Early in life, William Munny (Clint Eastwood) was a violent outlaw. Now, he spends his days as a quiet widower, working his farm and raising his two young children. He comes out of retirement, however, when he hears some prostitutes in the town of Big Whiskey are offering $1,000 to anyone who kills two cowhands responsible for slashing a whore's face. Along with old friend Ned Logan (Morgan Freeman) and a young gunslinger named the Schofield Kid (Jaimz Woolvett), Munny sets out to do the job and collect the reward. But Big Whiskey’s Sheriff, Little Bill Daggett (Gene Hackman), has no intention of allowing a couple of murders to occur in his town, and plans to exact some ‘justice’ of his own on any man foolhardy enough to try.
Violence touches the lives of each and every character in Unforgiven. First and foremost, we have Will Munny, played to perfection by Clint Eastwood. At one time a real hell raiser, Munny never thought twice about drawing his gun in anger. Nowadays, retired and with kids to look after, he has time to reflect on all the men he's killed. “You remember that Drover I shot through the mouth whose teeth came out the back of his head?” Munny asks Ned one night. “He didn’t do anything to deserve to get shot…at least nothing I could remember when I sobered up”. On the flip side, we have Little Bill, the sheriff of Big Whiskey and a role that won Gene Hackman the Academy Award for Best Supporting Actor. Bill is a law and order man through and through, yet his brand of justice is as cold-blooded as the criminals he hunts down. When the reward money lures English Bob (Richard Harris), a British gunslinger, to town, Little Bill and his deputies stop him in the streets and beat him unmercifully. For Bill, the beating is a warning to anyone who may come to collect this blood money, but he's as much a part of the problem as he is the solution, and his tactics will lead to an unexpected showdown. Unforgiven even looks at the violence from an outsider's perspective. W.W. Beauchamp (Saul Rubinek) is English Bob's companion, a writer from the East who’s written a book titled The Duke of Death, in which he romanticized Bob's exploits, casting him as a sort of “Robin Hood” of the West. Beauchamp himself never once held a gun, so when Little Bill’s deputies point theirs directly at him, it’s an eye-opening experience. All at once, the romance he'd associated with killing starts to melt away.

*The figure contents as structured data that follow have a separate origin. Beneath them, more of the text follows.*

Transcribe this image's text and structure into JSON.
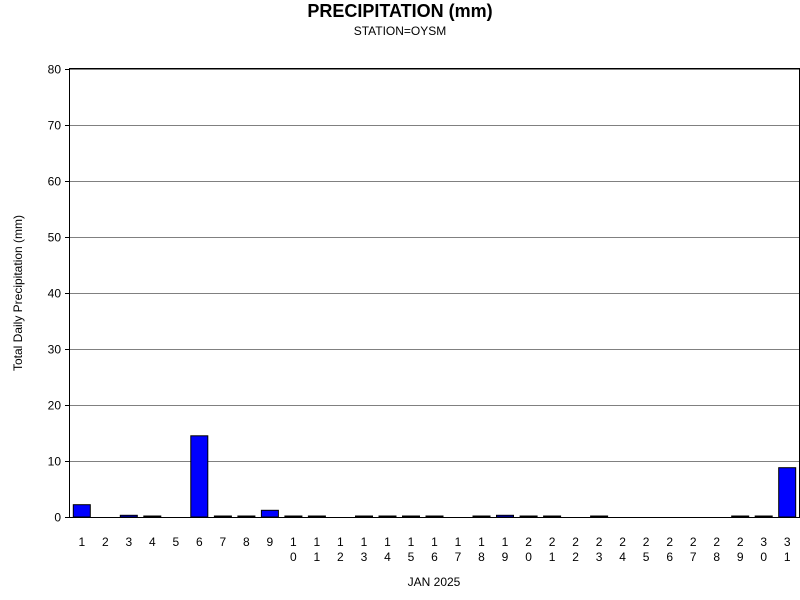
{
  "chart_data": {
    "type": "bar",
    "title": "PRECIPITATION (mm)",
    "subtitle": "STATION=OYSM",
    "xlabel": "JAN 2025",
    "ylabel": "Total Daily Precipitation (mm)",
    "ylim": [
      0,
      80
    ],
    "yticks": [
      0,
      10,
      20,
      30,
      40,
      50,
      60,
      70,
      80
    ],
    "grid": true,
    "categories": [
      "1",
      "2",
      "3",
      "4",
      "5",
      "6",
      "7",
      "8",
      "9",
      "10",
      "11",
      "12",
      "13",
      "14",
      "15",
      "16",
      "17",
      "18",
      "19",
      "20",
      "21",
      "22",
      "23",
      "24",
      "25",
      "26",
      "27",
      "28",
      "29",
      "30",
      "31"
    ],
    "values": [
      2.2,
      0,
      0.3,
      0.1,
      0,
      14.5,
      0.1,
      0.1,
      1.2,
      0.1,
      0.1,
      0,
      0.1,
      0.1,
      0.1,
      0.1,
      0,
      0.1,
      0.3,
      0.1,
      0.1,
      0,
      0.1,
      0,
      0,
      0,
      0,
      0,
      0.1,
      0.1,
      8.8
    ],
    "bar_color": "#0000ff"
  }
}
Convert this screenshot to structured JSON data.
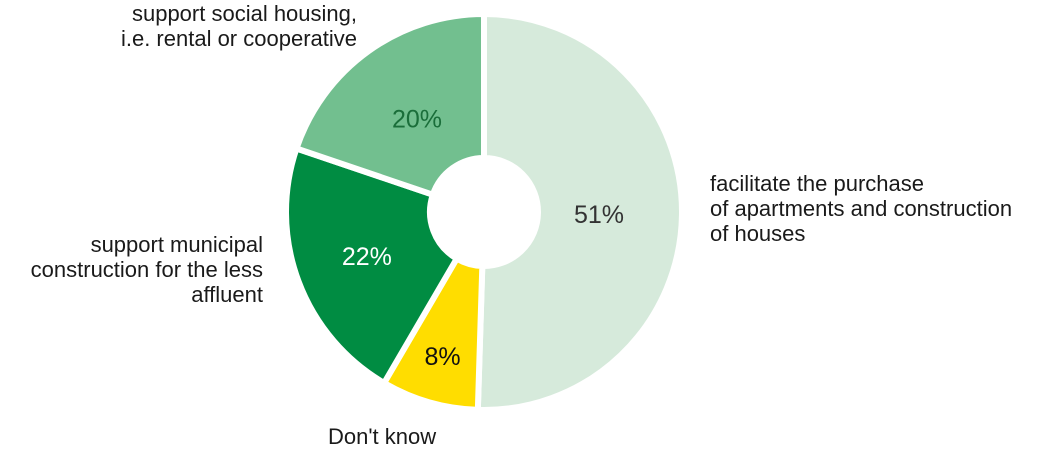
{
  "chart_data": {
    "type": "pie",
    "variant": "donut",
    "title": "",
    "categories": [
      "facilitate the purchase of apartments and construction of houses",
      "Don't know",
      "support municipal construction for the less affluent",
      "support social housing, i.e. rental or cooperative"
    ],
    "values": [
      51,
      8,
      22,
      20
    ],
    "value_labels": [
      "51%",
      "8%",
      "22%",
      "20%"
    ],
    "colors": [
      "#d6eadb",
      "#ffdd00",
      "#008c42",
      "#72bf8f"
    ],
    "label_colors": [
      "#333333",
      "#111111",
      "#ffffff",
      "#1a6e3a"
    ],
    "start_angle": "top, clockwise",
    "legend": "none (direct labels)"
  },
  "labels": {
    "purchase": [
      "facilitate the purchase",
      "of apartments and construction",
      "of houses"
    ],
    "dontknow": [
      "Don't know"
    ],
    "municipal": [
      "support municipal",
      "construction for the less",
      "affluent"
    ],
    "social": [
      "support social housing,",
      "i.e. rental or cooperative"
    ]
  }
}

“It’s a hell of a thing, killing a man”, Will Munny says. “You take all he’s got, and all he’s ever gonna have”. In Unforgiven, Eastwood shows us, in a deeply dramatic way, just what that means. Not a single shooting in this film goes unnoticed, and no character fires a gun and laughs about it. Each time one of these men pulls the trigger, it’s as if part of their soul abandons them.
It really must be a hell of a thing...killing a man.